A Daddy Daughter Date

After my dad's first day back at work, we decided to go to our favorite mexican place for dinner. I pretty much predicted the text he sent me... there is only so long you can last without Taco Surf, and dad had been away for almost a month.

Fortunately for us, Taco Surf is about a 45 second jog from our front door. I know this because I never just walk there to meet people, I'm always running too late. I have no shame. Taco Surf, in my opinion, is a top notch mexican food joint; complete with multi colored chips, ridiculously good salsa, and plenty of vegetarian friendly options (as far as mexican food goes.) I good part of my child hood was spent gradually being able to see over the table from the booth seats and coloring the paper place settings with the crayons that the pretty waitresses provided me and my sister.

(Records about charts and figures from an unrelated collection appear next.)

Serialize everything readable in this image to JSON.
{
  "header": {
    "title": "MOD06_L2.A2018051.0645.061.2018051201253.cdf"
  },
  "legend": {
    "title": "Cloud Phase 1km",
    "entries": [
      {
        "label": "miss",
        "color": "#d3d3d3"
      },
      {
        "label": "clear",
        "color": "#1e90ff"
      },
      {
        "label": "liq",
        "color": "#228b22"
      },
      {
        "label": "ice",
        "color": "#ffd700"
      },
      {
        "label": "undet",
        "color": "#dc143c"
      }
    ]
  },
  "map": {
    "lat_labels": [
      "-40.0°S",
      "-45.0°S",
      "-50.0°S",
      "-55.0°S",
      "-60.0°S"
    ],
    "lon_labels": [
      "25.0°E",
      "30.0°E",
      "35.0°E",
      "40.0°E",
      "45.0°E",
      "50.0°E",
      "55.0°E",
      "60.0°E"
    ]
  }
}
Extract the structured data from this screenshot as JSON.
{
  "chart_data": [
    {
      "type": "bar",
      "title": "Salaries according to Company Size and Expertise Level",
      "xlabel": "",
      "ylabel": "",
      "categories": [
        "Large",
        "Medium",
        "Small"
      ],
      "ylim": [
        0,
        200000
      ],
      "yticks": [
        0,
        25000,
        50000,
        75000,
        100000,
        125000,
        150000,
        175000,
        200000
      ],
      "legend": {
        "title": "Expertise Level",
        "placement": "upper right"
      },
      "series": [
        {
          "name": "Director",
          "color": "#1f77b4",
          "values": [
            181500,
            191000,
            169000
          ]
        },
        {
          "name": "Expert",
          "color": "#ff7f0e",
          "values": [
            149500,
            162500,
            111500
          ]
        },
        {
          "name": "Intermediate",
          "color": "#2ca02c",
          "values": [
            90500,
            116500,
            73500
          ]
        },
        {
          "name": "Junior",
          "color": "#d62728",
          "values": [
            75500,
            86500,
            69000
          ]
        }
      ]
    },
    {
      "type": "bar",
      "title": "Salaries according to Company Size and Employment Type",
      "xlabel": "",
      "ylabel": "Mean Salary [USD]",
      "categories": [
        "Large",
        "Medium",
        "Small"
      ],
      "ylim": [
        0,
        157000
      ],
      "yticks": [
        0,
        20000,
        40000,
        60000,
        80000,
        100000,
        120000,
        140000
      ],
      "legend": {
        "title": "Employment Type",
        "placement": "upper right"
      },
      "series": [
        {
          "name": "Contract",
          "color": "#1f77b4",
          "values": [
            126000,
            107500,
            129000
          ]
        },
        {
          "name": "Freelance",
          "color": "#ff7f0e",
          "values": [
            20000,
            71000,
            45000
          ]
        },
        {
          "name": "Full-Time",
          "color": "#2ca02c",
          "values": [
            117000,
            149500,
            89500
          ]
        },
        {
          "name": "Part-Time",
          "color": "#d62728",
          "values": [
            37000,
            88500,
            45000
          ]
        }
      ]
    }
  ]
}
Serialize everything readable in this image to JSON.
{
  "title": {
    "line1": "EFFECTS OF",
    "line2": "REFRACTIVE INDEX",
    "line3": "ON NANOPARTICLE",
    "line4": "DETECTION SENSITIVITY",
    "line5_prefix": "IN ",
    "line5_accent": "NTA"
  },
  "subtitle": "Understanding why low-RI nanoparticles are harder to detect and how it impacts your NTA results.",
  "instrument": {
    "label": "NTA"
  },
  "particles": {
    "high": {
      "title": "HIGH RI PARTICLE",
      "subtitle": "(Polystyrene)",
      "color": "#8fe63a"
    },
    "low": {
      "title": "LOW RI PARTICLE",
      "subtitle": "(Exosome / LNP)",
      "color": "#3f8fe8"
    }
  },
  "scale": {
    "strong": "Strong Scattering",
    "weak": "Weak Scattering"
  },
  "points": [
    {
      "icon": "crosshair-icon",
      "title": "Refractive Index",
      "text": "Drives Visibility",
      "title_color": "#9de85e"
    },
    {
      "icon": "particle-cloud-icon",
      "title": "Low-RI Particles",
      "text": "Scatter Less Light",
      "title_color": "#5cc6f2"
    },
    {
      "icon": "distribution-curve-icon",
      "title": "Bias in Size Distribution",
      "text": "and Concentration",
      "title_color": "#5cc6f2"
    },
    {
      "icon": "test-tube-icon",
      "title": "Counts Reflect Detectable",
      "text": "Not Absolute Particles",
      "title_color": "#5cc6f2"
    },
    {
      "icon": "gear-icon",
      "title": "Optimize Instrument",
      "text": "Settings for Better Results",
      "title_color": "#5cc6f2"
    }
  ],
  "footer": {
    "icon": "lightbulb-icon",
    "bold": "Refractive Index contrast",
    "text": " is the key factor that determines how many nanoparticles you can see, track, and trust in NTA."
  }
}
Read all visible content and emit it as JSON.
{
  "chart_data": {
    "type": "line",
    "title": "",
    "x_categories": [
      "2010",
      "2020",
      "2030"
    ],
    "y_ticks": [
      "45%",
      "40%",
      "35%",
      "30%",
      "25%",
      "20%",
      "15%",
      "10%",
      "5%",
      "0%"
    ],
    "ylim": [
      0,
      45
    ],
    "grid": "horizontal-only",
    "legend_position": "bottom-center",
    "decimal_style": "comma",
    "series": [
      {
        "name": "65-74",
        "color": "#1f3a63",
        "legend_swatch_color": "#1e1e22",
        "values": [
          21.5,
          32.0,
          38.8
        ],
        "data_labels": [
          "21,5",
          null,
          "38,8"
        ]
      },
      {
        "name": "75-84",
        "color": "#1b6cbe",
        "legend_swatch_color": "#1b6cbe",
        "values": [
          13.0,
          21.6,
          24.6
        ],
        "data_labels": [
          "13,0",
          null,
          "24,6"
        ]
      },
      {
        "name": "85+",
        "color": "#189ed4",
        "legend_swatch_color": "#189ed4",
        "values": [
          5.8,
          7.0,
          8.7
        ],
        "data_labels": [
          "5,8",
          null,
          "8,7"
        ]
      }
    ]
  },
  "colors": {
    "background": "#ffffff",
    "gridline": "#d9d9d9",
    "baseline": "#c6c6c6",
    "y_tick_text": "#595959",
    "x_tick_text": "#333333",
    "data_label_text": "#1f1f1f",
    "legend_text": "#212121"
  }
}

It just so happened to be poring that Monday so dad and I decided to drive down the street and find a parking spot even closer to the restaurant.

Bad idea.

I forgot to mention that Taco Surf is located on Main St. in Seal Beach. There's never parking on that street. We ended up parking at the beach and sitting in the car waiting for the rain to take a breather so we could run for cover. We were probably equidistant to Taco Surf as the cottage is but in the opposite direction. 

I was in riding boots, yoga pants and one of cubby's old shirts (don't judge). My dad was in his work clothes. 

"Alright on the count of three we're going to run for it." Dad says.
"Run for where?"
"OnetwoTHREE!"

Annnd the sky opens up above us and really lets it dump down.

Too late. I obediently swung open the door, blindly slammed it behind me and ran laughing across the street realizing how unavoidably soaked I was getting. The sidewalk on the other side was swamped with a huge muddy puddle but I didn't care, my boots are meant for that stuff.

I finally made it under some sort of cover and turned around to realize my dad had hesitated. He heard the rain increase and stayed put. 

I watched him get out and fumble with the keys trying to lock the door in the torrential rain. Our car only locks from the inside, on one door. He proceeded to run, like I did, towards the muddy puddle. His shoes are not as cool as my shoes so he attempted a last ditch run-and-leap. It failed, there was quite the splash. 

Our cover was not the awnings of Taco Surf, rather the garage of a law office overlooking the ocean, a half a block away. So we planned our route and ran through the alley, down the street, hopping from awning to awning all the way to our trusty little Taco Surf. 

Heads turned as we opened the door. Honestly! I guess everyone else carries jackets and umbrellas with them when it rains. What squares. We were still laughing, literally dripping as we walked to our table in the back.

We ordered without the menu, and scarfed the chips by bad habit.

I ordered a veggie taco and enchilada.
Dad ordered tortilla soup, a veggie enchilada, rice and beans.
We both had never had the enchilada (shocking).

I've determined you can go wrong when ordering vegetarian there.

You can tell the Kauai got to him... what a local.

Something I should note about my dad and me. We both can talk. For a long time. And be totally serious and opinionated. About anything. 

I can be a bad thing on nights when I have a bunch of home work of job work to do because we're both easily interested in anything. And we get distracted talking about things that don't pertain to anything of particular use.

For example?

Our dinosaur cell phones!
Mine is actually not that dinosaur, but it certainly has battle wounds.
His, I admit is pretty dinosaur.

I even took pictures of them.


The nail polish was a boredom stunt in my dorm at Davis. I thought it was cool for about a day.
My phone is sort of precious. It connects me with those who I'm closest with. And I don't mean that because i'm a socialite who constantly has to be connected to 30 people at once. 

I mean it because I can call my older sister two thousand miles away and vent about life and my little grievances and joys, and gossip about our family, and catch up on each other's life for hours all because of my trusty little cell phone.

I can call my mom on a whim to ask her how to make butter-cream frosting when I forget. Or the directions to anywhere in Southern California. (Joel calls her MomQuest.) Or call her for much needed weekly mom-talks when I miss her too much I can't handle it. Because of this little phone.

When I lived in Davis, this phone was my life-line to Cubby. I perfected my thumb texting skills because of the ridiculous amounts of texts we sent when we lived that far away. I also wore the space bar out with all that texting.

My phone also took a dive in a gutter in a bad biking-in-the-rain accident in Davis last winter. I found it in three pieces, gasping for air in dirty overflow puddles. I rushed it home and laid it by the heater in between cloths and resurrected it a week later. It worked like a charm!


It matches my dad's personality, in a very endearing way.

Dad's phone isn't precious to me, at least. But it is cute because it has manly features that dad likes. Like shockproof, water resistance, navigation and the like.


...

I've officially failed the non-rambling mission of this blog.